Foi identificada uma vulnerabilidade (CVE-2023-4692) no driver que suporta o sistema de arquivos NTFS no carregador de inicialização GRUB2. Essa vulnerabilidade permite a execução de código personalizado no nível do carregador de inicialização ao acessar uma imagem de sistema de arquivos especialmente criada. Essa vulnerabilidade pode ser explorada para burlar o mecanismo de inicialização segura UEFI.
A vulnerabilidade é causada por um erro no código de análise do atributo NTFS "$ATTRIBUTE_LIST" (grub-core/fs/ntfs.c), que pode ser explorado para gravar informações controladas pelo usuário em um local de memória fora do buffer alocado. Ao processar uma imagem NTFS especialmente criada, o estouro de buffer leva à sobrescrita de parte da memória do GRUB e, sob certas condições, à corrupção da memória do firmware UEFI, potencialmente permitindo a execução de código no nível do bootloader ou do firmware.
Além disso, outra vulnerabilidade (CVE-2023-4693) foi descoberta no driver NTFS do GRUB2. Essa vulnerabilidade permite a leitura de conteúdo arbitrário da memória ao analisar o atributo "$DATA" em uma imagem NTFS especialmente criada. Entre outras coisas, essa vulnerabilidade permite a extração de dados sensíveis armazenados em cache na memória ou a determinação de valores de variáveis EFI.
Até o momento, os problemas foram resolvidos apenas por meio de atualizações.
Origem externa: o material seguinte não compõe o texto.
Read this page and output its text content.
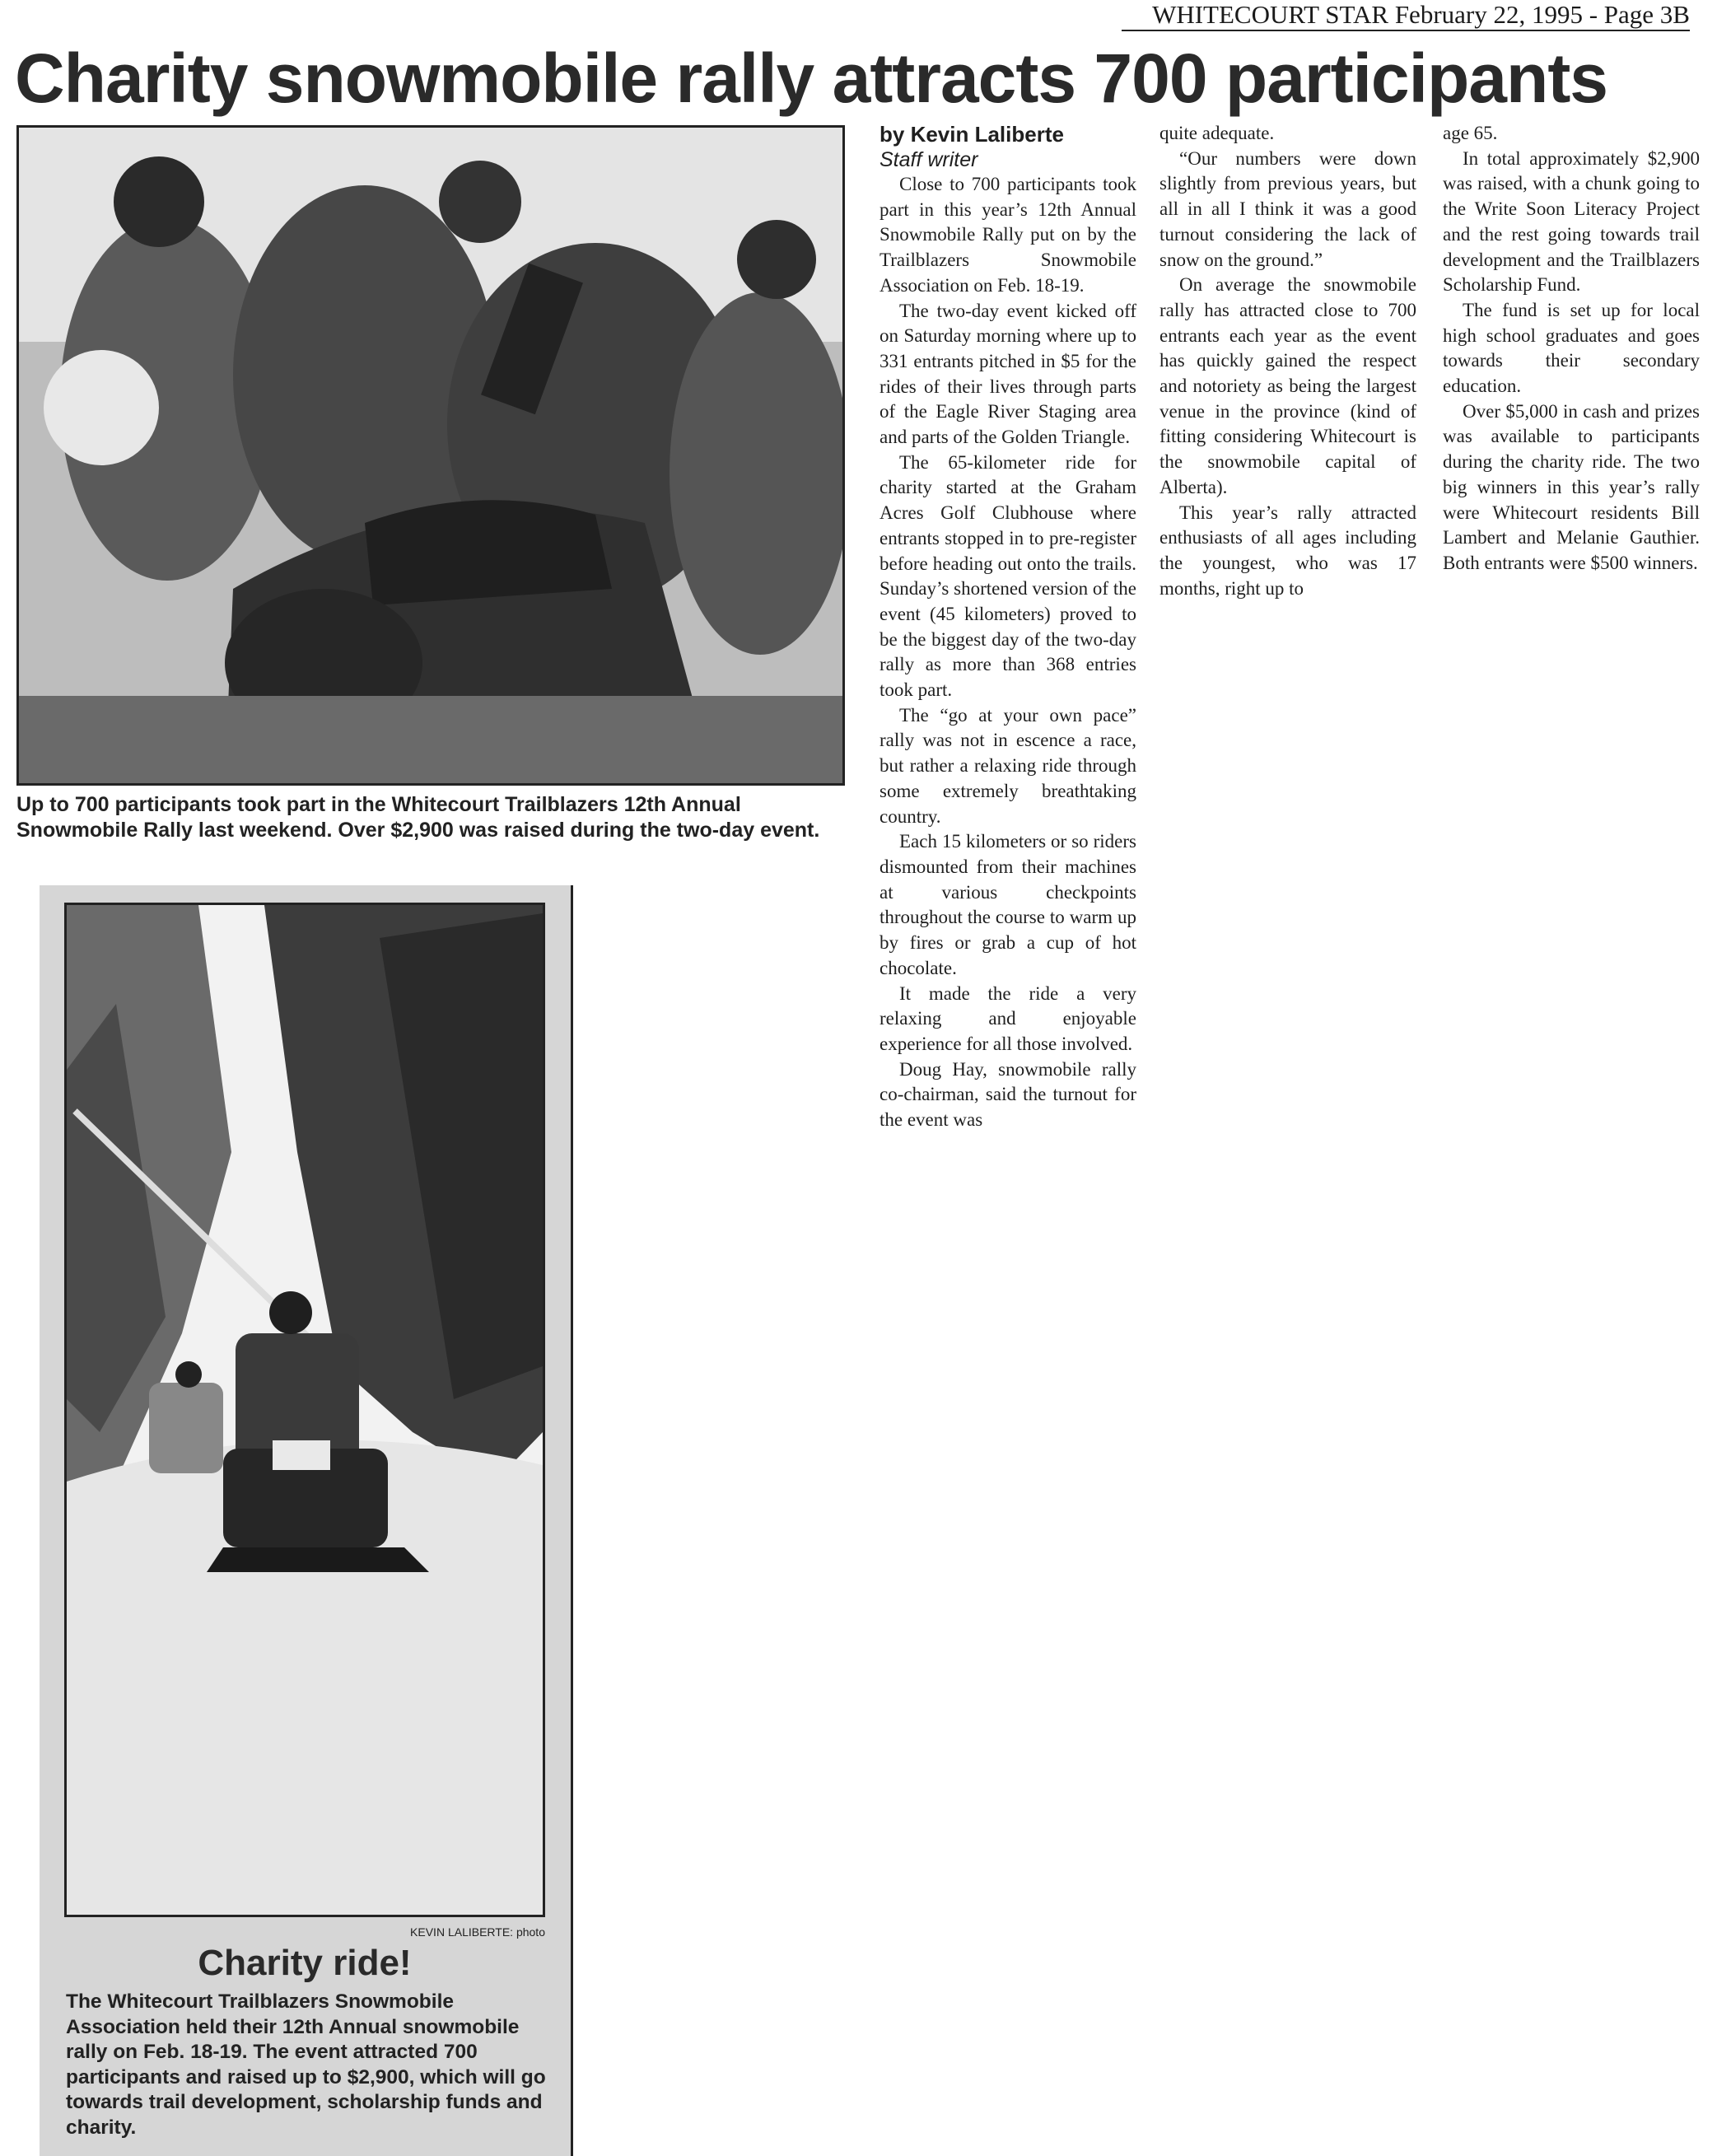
WHITECOURT STAR February 22, 1995 - Page 3B
Charity snowmobile rally attracts 700 participants
Up to 700 participants took part in the Whitecourt Trailblazers 12th Annual Snowmobile Rally last weekend. Over $2,900 was raised during the two-day event.
KEVIN LALIBERTE: photo
Charity ride!
The Whitecourt Trailblazers Snowmobile Association held their 12th Annual snowmobile rally on Feb. 18-19. The event attracted 700 participants and raised up to $2,900, which will go towards trail development, scholarship funds and charity.
by Kevin Laliberte
Staff writer

Close to 700 participants took part in this year’s 12th Annual Snowmobile Rally put on by the Trailblazers Snowmobile Association on Feb. 18-19.

The two-day event kicked off on Saturday morning where up to 331 entrants pitched in $5 for the rides of their lives through parts of the Eagle River Staging area and parts of the Golden Triangle.

The 65-kilometer ride for charity started at the Graham Acres Golf Clubhouse where entrants stopped in to pre-register before heading out onto the trails. Sunday’s shortened version of the event (45 kilometers) proved to be the biggest day of the two-day rally as more than 368 entries took part.

The “go at your own pace” rally was not in escence a race, but rather a relaxing ride through some extremely breathtaking country.

Each 15 kilometers or so riders dismounted from their machines at various checkpoints throughout the course to warm up by fires or grab a cup of hot chocolate.

It made the ride a very relaxing and enjoyable experience for all those involved.

Doug Hay, snowmobile rally co-chairman, said the turnout for the event was

quite adequate.

“Our numbers were down slightly from previous years, but all in all I think it was a good turnout considering the lack of snow on the ground.”

On average the snowmobile rally has attracted close to 700 entrants each year as the event has quickly gained the respect and notoriety as being the largest venue in the province (kind of fitting considering Whitecourt is the snowmobile capital of Alberta).

This year’s rally attracted enthusiasts of all ages including the youngest, who was 17 months, right up to

age 65.

In total approximately $2,900 was raised, with a chunk going to the Write Soon Literacy Project and the rest going towards trail development and the Trailblazers Scholarship Fund.

The fund is set up for local high school graduates and goes towards their secondary education.

Over $5,000 in cash and prizes was available to participants during the charity ride. The two big winners in this year’s rally were Whitecourt residents Bill Lambert and Melanie Gauthier. Both entrants were $500 winners.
O status das correções de vulnerabilidades nas distribuições pode ser verificado nestas páginas: Debian, Ubuntu, SUSE, RHEL, Fedora. Corrigir problemas do GRUB2 exige mais do que apenas atualizar o pacote; também requer gerar novas assinaturas digitais internas e atualizar instaladores, carregadores de inicialização, pacotes do kernel, firmware do fwupd e a camada shim.
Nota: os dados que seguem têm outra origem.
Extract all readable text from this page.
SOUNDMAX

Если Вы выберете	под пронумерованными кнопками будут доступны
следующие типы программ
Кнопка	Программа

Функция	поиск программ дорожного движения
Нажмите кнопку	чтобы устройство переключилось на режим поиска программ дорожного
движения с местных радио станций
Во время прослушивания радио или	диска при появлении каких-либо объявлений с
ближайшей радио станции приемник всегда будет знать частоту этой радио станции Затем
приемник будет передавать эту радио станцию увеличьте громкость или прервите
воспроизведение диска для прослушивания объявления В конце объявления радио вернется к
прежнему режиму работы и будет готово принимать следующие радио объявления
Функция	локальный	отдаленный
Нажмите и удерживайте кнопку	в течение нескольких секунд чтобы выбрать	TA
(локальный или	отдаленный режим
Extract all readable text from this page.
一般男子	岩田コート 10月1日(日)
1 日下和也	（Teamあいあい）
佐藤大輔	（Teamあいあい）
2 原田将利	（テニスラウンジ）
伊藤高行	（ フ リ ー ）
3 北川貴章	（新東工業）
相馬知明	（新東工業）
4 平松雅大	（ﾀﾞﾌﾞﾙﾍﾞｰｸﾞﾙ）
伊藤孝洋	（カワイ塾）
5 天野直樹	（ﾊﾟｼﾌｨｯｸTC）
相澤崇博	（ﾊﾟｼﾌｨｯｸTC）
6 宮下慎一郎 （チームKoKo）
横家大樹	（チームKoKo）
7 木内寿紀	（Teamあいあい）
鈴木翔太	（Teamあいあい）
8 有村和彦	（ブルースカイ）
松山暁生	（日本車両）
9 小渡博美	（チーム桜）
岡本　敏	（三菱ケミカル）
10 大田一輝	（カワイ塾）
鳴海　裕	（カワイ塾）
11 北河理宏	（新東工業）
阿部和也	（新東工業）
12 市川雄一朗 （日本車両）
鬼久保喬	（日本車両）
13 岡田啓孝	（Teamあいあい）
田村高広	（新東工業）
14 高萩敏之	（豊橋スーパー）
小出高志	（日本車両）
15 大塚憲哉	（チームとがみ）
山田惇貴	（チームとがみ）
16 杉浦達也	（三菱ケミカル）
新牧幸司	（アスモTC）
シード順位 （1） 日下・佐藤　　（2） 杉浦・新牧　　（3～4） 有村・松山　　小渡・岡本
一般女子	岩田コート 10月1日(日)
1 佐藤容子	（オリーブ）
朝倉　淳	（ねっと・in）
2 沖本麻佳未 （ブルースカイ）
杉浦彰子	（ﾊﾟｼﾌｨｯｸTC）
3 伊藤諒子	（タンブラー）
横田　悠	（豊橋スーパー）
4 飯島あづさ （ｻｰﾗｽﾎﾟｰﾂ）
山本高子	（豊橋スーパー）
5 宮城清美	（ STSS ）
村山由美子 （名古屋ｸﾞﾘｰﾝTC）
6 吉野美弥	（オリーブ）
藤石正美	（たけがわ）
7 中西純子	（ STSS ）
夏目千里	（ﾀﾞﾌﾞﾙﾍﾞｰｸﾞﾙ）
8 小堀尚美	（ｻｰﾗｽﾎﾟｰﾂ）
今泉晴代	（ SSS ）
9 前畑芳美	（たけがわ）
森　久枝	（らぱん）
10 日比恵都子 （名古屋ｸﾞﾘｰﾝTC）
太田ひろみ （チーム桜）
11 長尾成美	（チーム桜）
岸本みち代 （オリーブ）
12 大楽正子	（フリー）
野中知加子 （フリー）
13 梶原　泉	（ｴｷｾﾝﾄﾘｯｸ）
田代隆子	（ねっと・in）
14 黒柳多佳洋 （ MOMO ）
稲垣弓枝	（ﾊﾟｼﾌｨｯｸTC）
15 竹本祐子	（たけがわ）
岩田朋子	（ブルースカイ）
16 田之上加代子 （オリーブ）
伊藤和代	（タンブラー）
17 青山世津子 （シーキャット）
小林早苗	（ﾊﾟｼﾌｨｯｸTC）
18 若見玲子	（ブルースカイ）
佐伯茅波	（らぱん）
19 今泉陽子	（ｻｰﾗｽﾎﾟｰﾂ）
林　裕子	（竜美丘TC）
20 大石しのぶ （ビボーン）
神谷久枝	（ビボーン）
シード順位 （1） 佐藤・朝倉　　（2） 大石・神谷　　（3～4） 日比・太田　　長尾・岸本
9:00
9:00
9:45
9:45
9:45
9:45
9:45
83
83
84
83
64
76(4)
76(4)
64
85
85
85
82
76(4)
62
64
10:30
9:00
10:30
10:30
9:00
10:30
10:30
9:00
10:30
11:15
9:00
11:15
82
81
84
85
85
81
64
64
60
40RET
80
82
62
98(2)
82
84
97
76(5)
Na maioria LinuxAs distribuições para inicialização verificada no modo UEFI Secure Boot utilizam uma pequena camada intermediária, assinada digitalmente pela Microsoft. Essa camada verifica o GRUB2 com seu próprio certificado, eliminando a necessidade de os desenvolvedores de distribuições notificarem a Microsoft sobre cada atualização do kernel e do GRUB. Vulnerabilidades no GRUB2 permitem a execução de código arbitrário após a verificação bem-sucedida da camada intermediária, mas antes da inicialização do sistema operacional. Isso permite que invasores quebrem a cadeia de confiança quando o Secure Boot está habilitado e obtenham controle total sobre o processo de inicialização subsequente, por exemplo, para inicializar outro sistema operacional, modificar componentes do sistema operacional ou burlar a proteção Lockdown.
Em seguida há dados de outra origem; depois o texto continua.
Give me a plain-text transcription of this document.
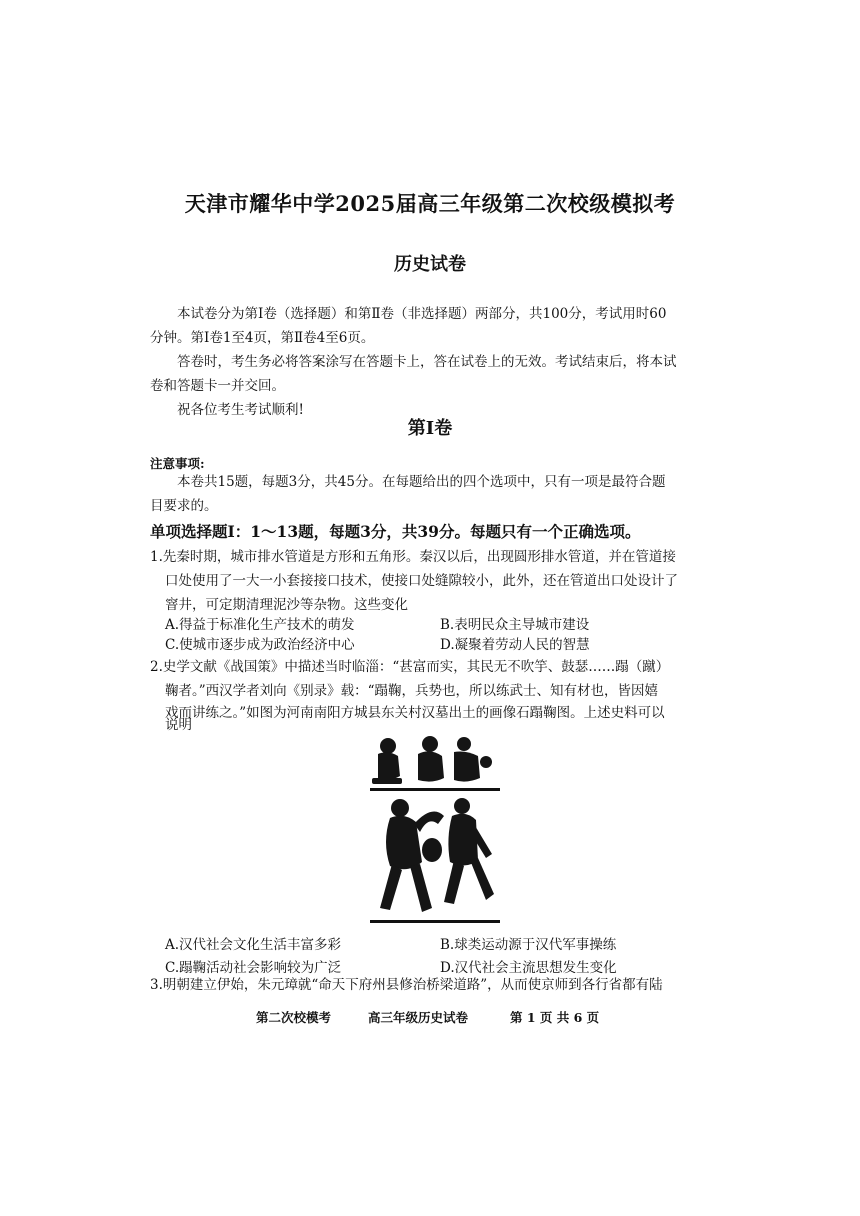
天津市耀华中学2025届高三年级第二次校级模拟考
历史试卷
本试卷分为第Ⅰ卷（选择题）和第Ⅱ卷（非选择题）两部分，共100分，考试用时60
分钟。第Ⅰ卷1至4页，第Ⅱ卷4至6页。
答卷时，考生务必将答案涂写在答题卡上，答在试卷上的无效。考试结束后，将本试
卷和答题卡一并交回。
祝各位考生考试顺利!
第Ⅰ卷
注意事项:
本卷共15题，每题3分，共45分。在每题给出的四个选项中，只有一项是最符合题
目要求的。
单项选择题Ⅰ：1～13题，每题3分，共39分。每题只有一个正确选项。
1.先秦时期，城市排水管道是方形和五角形。秦汉以后，出现圆形排水管道，并在管道接
口处使用了一大一小套接接口技术，使接口处缝隙较小，此外，还在管道出口处设计了
窨井，可定期清理泥沙等杂物。这些变化
A.得益于标准化生产技术的萌发	B.表明民众主导城市建设
C.使城市逐步成为政治经济中心	D.凝聚着劳动人民的智慧
2.史学文献《战国策》中描述当时临淄：“甚富而实，其民无不吹竽、鼓瑟……蹋（蹴）
鞠者。”西汉学者刘向《别录》载：“蹋鞠，兵势也，所以练武士、知有材也，皆因嬉
戏而讲练之。”如图为河南南阳方城县东关村汉墓出土的画像石蹋鞠图。上述史料可以
说明
A.汉代社会文化生活丰富多彩	B.球类运动源于汉代军事操练
C.蹋鞠活动社会影响较为广泛	D.汉代社会主流思想发生变化
3.明朝建立伊始，朱元璋就“命天下府州县修治桥梁道路”，从而使京师到各行省都有陆
第二次校模考	高三年级历史试卷	第 1 页 共 6 页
Para bloquear a vulnerabilidade sem revogar a assinatura digital, as distribuições podem usar o mecanismo SBAT (UEFI Secure Boot Advanced Targeting), cujo suporte está implementado para GRUB2, shim e fwupd na maioria das distribuições populares. LinuxO SBAT foi desenvolvido em colaboração com a Microsoft e consiste na adição de metadados adicionais aos arquivos executáveis dos componentes UEFI, incluindo informações sobre o fabricante, o produto, o componente e a versão. Esses metadados são assinados digitalmente e podem ser incluídos separadamente nas listas de componentes permitidos ou bloqueados para a Inicialização Segura UEFI.
O SBAT permite bloquear o uso de assinaturas digitais para números de versão de componentes individuais sem a necessidade de revogar as chaves do Secure Boot. O bloqueio de vulnerabilidades via SBAT não exige o uso da Lista de Revogação de Certificados UEFI (dbx), mas é realizado no nível da substituição da chave interna para geração de assinaturas e atualização do GRUB2, shim e outros artefatos de inicialização fornecidos pelas distribuições. Antes da introdução do SBAT, a atualização da Lista de Revogação de Certificados UEFI (dbx) era uma condição obrigatória para o bloqueio completo da vulnerabilidade, visto que um atacante, independentemente do sistema operacional utilizado, poderia usar a chave de inicialização para comprometer o Secure Boot UEFI.